Selon vous, pourquoi les jeunes se rassemblent-ils à travers l’Amérique du Sud pour défendre leurs droits en matière de sexualité et de procréation ?

Lautaro, 16 ans, d’Argentine : « Parce que dans nos pays respectifs, il y a peu d’évolution quant à la réalisation de ces droits au niveau social, culturel et politique. Il est important pour nous de travailler ensemble parce que nous connaissons les situations dans notre région qui, quoique variées, ont en commun l’absence de politiques concernant les droits en matière de sexualité et de procréation. Grâce à cette collaboration, notre impact au niveau politique sera plus fort. En tant que jeunes, nous sommes aux premières loges pour connaître la réalité de ce que nous vivons et nous devons être entendus et pris au sérieux en vue d’amener le changement ou une évolution structurelle de notre approche de ces questions qui nous touchent tous.  »

Selon vous, quelles sont les différences entre les pays et quelle incidence sur votre travail ?

Jesus, 16 ans, du Chili : « La principale différence réside dans le contexte historique des trois pays, qui influence ce qu’ils sont aujourd’hui. Même si nous ne vivons pas sous une " dictature ", nos droits sont tellement piétinés que nous en avons souvent l’impression. Au Pérou, par exemple, on recense des stérilisations forcées, de nombreuses grossesses précoces, et le changement de gouvernement pourrait influer sur la manière dont nous exercerons nos droits à l’avenir. Au Chili, nous sommes confrontés à toutes sortes de discriminations au quotidien – xénophobie, discriminations visant les LGBTI, machisme, etc. – et à la dépénalisation de l’avortement sous trois conditions. En Argentine, il existe des lois susceptibles d’aider de nombreuses personnes, mais elles ne sont pas appliquées. Cela affecte directement notre liberté lorsque nous exerçons nos droits et c’est un combat, notre combat. »

Quelles sont vos inquiétudes s’agissant de défendre les droits en matière de sexualité et de procréation ?

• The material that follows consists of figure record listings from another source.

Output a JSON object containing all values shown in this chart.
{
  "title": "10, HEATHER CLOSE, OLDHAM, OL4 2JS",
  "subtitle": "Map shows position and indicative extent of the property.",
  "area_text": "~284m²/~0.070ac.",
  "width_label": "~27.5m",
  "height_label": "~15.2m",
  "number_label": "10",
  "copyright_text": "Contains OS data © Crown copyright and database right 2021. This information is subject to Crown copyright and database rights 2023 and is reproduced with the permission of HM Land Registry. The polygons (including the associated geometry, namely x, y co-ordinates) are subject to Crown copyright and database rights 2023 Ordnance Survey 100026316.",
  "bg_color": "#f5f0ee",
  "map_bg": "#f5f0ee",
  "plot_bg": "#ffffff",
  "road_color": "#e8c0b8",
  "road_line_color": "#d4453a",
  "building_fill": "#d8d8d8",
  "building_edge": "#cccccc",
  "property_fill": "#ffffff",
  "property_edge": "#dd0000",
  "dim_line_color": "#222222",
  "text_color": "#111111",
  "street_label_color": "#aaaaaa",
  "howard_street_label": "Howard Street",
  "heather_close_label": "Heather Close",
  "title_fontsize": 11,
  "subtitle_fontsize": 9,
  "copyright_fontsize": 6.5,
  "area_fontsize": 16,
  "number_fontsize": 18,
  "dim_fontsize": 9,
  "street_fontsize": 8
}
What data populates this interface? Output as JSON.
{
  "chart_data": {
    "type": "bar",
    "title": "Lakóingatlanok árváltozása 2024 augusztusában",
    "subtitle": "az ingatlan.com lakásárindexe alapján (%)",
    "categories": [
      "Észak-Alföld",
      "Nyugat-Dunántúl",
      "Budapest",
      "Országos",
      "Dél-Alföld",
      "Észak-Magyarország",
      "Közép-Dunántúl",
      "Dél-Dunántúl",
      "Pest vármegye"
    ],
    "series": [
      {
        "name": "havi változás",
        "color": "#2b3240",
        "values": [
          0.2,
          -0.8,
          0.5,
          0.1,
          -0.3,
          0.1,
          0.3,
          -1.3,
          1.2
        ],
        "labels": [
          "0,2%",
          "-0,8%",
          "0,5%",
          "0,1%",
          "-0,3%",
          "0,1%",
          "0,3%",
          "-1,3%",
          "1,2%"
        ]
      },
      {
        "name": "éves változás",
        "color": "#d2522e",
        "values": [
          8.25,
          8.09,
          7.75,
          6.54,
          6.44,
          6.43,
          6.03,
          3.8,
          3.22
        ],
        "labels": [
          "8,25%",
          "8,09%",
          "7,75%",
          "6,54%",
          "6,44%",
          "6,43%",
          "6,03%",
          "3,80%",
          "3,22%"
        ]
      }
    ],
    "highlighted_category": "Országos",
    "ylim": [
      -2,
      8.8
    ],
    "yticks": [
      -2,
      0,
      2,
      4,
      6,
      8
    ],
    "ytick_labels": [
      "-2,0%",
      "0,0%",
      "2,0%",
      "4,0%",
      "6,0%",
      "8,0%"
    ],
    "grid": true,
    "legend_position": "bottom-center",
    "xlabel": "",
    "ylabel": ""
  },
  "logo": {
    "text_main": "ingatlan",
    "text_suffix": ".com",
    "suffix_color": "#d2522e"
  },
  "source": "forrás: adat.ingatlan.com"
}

Sofia, 16 ans, du Chili : « À mon avis, les principaux obstacles à la collaboration dans la région seront les différences au niveau des barrières sociales et des façons de s’organiser qui existent dans chaque pays. Il est difficile de réfléchir à une approche standard, car nous sommes tous très différents. Je m’inquiète également au sujet de la spécificité de l’action : si les droits en matière de sexualité et de procréation sont bafoués chaque jour, nous subissons bien d’autres violations des droits humains qui nous empêchent de nous développer pleinement. Comment espérer qu’un jeune se batte pour ses droits s’il n’a pas accès à l’éducation ? Comment espérer donner du pouvoir aux jeunes quant à leurs droits en matière de sexualité et de procréation s’ils passent leur temps à travailler pour faire vivre leur famille ? Dans mon pays comme dans d’autres, ces situations, voire pires, sont fréquentes, et c’est précisément là le défi que nous devons relever et sur lequel nous devons centrer nos efforts.

Le programme sur cinq ans C’est mon corps !, financé par Operation Day’s Work avec des fonds collectés par des jeunes Norvégiens, se déroule en Argentine, au Chili et au Pérou, et vise à promouvoir les droits en matière de sexualité et de procréation pour les jeunes militants âgés de 13 à 19 ans grâce à l’éducation, au travail de campagne et à la sensibilisation aux droits humains.